Inhabiting Uncertainty (IU) analyses the transformations in the way of inhabiting public and private spaces in the light of health emergencies caused by epidemics and pandemics and investigates their effects in terms of lifestyles, inter-subjective relations, communication, urban structures and bodies. It is a multidisciplinary project involving different research methodologies (qualitative, quantitative, visual) and scientific perspectives (Sociology, Sociology of Law, Communication Studies, Economic and Social History, Architecture, Medicine).

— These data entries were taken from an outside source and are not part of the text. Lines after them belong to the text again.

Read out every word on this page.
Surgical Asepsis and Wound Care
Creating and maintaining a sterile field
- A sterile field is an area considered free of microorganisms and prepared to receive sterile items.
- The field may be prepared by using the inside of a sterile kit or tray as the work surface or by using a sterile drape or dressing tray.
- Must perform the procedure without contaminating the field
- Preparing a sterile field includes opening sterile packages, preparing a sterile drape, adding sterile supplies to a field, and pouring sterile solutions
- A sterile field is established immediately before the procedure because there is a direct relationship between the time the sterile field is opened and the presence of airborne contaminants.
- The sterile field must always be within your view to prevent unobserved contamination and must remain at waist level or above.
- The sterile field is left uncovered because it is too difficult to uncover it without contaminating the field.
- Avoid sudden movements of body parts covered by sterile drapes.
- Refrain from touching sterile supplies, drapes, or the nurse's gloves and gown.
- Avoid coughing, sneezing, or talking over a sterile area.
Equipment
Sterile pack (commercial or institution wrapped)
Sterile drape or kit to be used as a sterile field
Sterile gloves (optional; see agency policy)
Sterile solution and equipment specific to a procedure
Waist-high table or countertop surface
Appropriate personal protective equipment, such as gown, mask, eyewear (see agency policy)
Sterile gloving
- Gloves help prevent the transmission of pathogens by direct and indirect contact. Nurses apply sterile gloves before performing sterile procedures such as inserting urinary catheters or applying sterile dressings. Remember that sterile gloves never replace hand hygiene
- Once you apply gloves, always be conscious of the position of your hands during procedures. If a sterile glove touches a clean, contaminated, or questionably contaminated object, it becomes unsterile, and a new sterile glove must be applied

There are four main objectives:
1. Re-formulating the concept of space as a category capable of capturing the complexity of the phenomena related to exceptional states of crisis, and to situations of risk caused by the pandemic. Space is not natural but historical; it is mutable in the ambivalent sense of frontier-opening or boundary-ghetto. After the pandemic, the experience of space can no longer be thought of merely by referring to an abstract naturalism or to legal configurations established on the regulatory framework, but will need to be articulated as a space of life, of flows, of relationships.
2. To critically reconsider what inhabiting a space means in all its articulations, analysing it on the empirical level, probing the evolution that such an "emotional" disposition has undergone in the course of the pandemic. The COVID-19 has disrupted the conceptual dichotomies through which we have always thought and studied this topic: inside/outside, open/closed, public/private, concrete/abstract, virtual/real, referring to a dialectic that has now lost its real referent.
3. To investigate the real ability of digital devices to compensate satisfactorily for the temporary lack of physical interpersonal and environmental contacts.
4. To formulate new strategies and practices for a culture of inhabiting places, aware of the vulnerability and fragility that have always constituted us as human beings: incomplete, flawed and exposed to the events of others. To address these issues it has been necessary to integrate different skills and fields of knowledge capable of reading the phenomena under question organically.